When you are the last one standing…

This is the forty third in a series of articles on rebels and rebellion written for the FREE section of 'The Nation'. Scroll to the end for other articles in this series.  'FREE' is dedicated to youth and youthfulness.

It happens.  Events, desertion, betrayal, fatigue, consideration of opportunity costs, fear and any number of reasons can result in numbers depleting.  In the worst case scenario you are left alone. Totally alone.  Not just alone, but vilified from all quarters, because those who leave tend to criticize, partly out of conviction and partly as an easy way of absolving themselves of guilt.  

One man or one woman is not a front, this we know.  It is hard to fight and win under such circumstances.  You have to start from scratch.  That’s when you feel that the entire universe has conspired to scream into your ears those dreadful words, ‘give up!’   

It all depends on the kind of fight.  If it is a no-holds-barred rebellion that seeks nothing less than capturing state power and if the fight has been bloody then the last person standing will in most cases be captured or killed.
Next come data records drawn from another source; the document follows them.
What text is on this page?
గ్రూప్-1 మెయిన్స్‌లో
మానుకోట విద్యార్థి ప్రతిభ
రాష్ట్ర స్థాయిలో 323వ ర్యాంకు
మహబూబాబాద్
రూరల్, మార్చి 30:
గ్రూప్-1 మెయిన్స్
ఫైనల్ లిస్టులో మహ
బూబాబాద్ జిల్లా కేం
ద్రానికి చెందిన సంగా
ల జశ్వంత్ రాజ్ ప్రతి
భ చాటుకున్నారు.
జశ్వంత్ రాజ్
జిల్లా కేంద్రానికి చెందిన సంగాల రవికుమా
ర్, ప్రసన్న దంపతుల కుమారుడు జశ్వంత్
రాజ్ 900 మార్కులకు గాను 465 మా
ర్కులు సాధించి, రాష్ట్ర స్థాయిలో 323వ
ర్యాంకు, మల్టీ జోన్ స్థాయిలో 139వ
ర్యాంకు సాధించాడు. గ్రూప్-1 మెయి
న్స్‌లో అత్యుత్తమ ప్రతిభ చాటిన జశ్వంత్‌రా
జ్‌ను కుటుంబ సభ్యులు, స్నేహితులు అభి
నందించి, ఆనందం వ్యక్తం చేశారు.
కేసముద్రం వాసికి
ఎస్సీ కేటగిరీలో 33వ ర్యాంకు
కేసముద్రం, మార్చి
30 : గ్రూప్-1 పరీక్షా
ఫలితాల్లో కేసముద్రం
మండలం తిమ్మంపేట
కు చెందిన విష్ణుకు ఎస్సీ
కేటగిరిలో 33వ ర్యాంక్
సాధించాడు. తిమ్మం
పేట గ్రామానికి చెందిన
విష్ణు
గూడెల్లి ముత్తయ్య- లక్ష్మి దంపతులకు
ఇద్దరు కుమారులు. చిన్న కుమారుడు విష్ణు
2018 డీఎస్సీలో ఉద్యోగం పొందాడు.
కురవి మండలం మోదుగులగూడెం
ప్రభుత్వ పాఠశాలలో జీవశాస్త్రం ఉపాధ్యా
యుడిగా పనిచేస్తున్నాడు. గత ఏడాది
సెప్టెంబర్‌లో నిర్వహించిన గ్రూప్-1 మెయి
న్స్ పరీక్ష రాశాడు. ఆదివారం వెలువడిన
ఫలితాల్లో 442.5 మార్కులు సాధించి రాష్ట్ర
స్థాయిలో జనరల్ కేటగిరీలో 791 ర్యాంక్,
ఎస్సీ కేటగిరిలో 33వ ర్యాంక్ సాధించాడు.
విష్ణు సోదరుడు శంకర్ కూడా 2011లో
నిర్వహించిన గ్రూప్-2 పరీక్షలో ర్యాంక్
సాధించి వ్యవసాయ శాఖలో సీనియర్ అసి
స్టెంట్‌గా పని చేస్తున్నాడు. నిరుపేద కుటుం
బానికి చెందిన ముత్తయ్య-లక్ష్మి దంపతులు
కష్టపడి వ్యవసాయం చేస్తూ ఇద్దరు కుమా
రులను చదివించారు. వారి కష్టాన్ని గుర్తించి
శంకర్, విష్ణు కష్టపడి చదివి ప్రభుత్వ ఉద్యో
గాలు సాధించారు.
The JVP uprising of the late eighties was all but done by the end of the year 1989.  A couple of months later, there was a story about the Matale District leader of the JVP being still at large somewhere in the jungles around Sigiriya.  A massive operation involving hundreds of soldiers was launched to capture the 26 year old Prematilleka and the cadres who were with him.  He was killed, finally.  There were just two others with him.   They were the last men standing.

So such things happen.  Towards the end of the insurrection, when it was clear that the JVP would be crushed, some kindhearted friends of the one time leader of the student movement, Ranjithan Gunaratnam (older brother of the present leader of the Frontline Socialist Party, Kumar Gunaratnam), tried to smuggle him out of the country.  Everything including ticket and visa was ready.  He simply said that someone else should be given the chance to flee.  Ranjithan was captured, tortured and killed. He was also one of those last-standing people.  

It doesn’t always end that way of course.  Not all struggles are about guns and blood, hand grenades and storming the high seats of power.  Regardless, the loneliness is not too different.  Do you stand or fall? Do you give up and give in or do you affirm the truths that you defended so tenaciously even if it means that the only way to affirm them is opening yourself to capture and assassination?  Do you negotiate the terms of surrender or do you prefer to lose your job, your position, your status or whatever because you’re still convinced that the fight was righteous? 

It is easy when there is a crowd.  It is tough when you are alone.  But the thing with this business of ‘the last one standing’ is simple: he or she has to remain standing.  Ramrod straight. Until the end.  And then, even if you are felled, that which made you fight will remain alive — a flag for anyone else to pick up and hold up high.